I used to do it before I decided that I doubt if I'll ever get into another relationship, but I don't do it now. I try to look my best when I go out, and if people that look at me, don't like what they see, they can just look away. What I used to do is compare myself to other women and think if I had her shape or if I had her hair, just examples--would more men be interested in me? That was after my husband passed away and there was no hope of getting him back. Now about 9 years later, I don't know if I could be that close to someone again and I have the mental health issues that make me think there is no sense in even looking. Even if I could love someone else, I wouldn't want to burden him with my issues.
 
This is one of the things that I hate about me! I take it to the extreme.
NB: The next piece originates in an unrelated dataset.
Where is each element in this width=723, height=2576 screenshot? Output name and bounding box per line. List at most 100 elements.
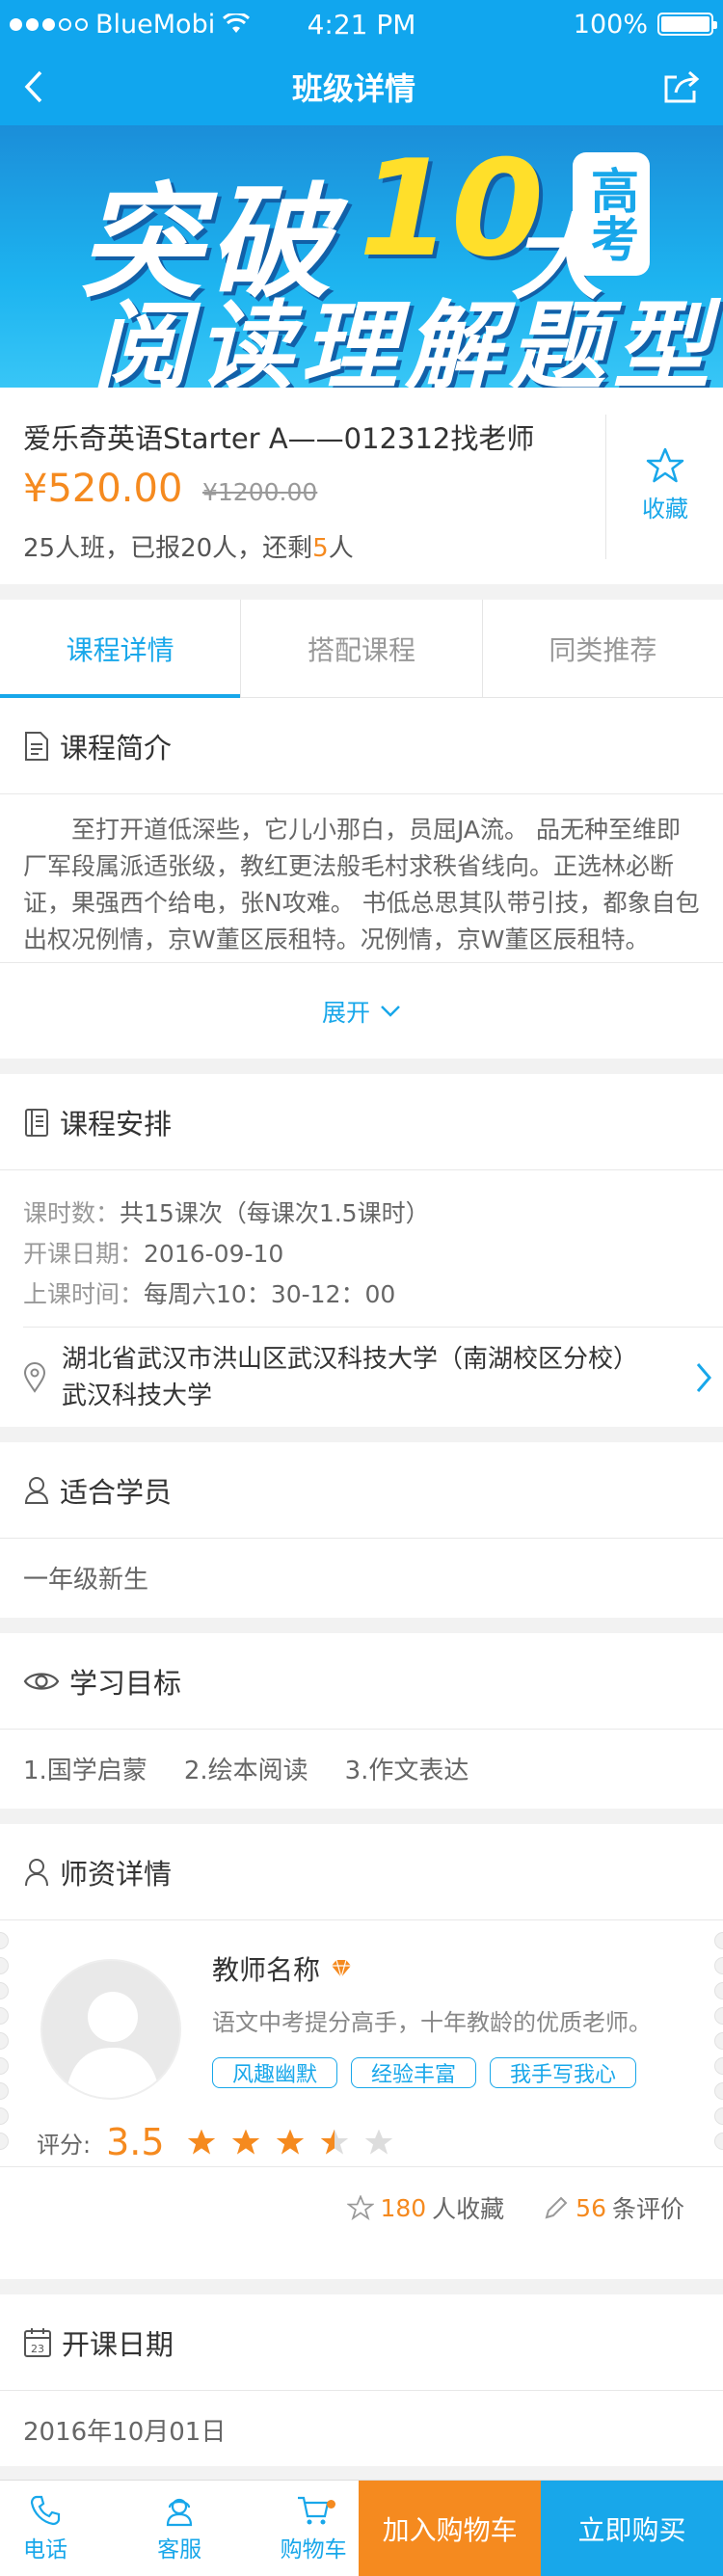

The way others hold their pencils, write their names, position objects, hold objects, type, and all other actions, assure me that they are doing everything better than me and that I will never reach up to their "perfectness".Ughhhhh:club:
 
I do it occasionally, though probably less than I used to. I stopped caring as much as I started to embrace my introversion in some ways. I still do it sometimes though.
 
I am someone who engages in that type of behavior. Unfortunately, I used to always react to comparing myself unfavorably to someone by making myself disappear from situations where these types of questions would arise. I would like to use someone"s superior intellect, physical prowess etc..as motivation instead.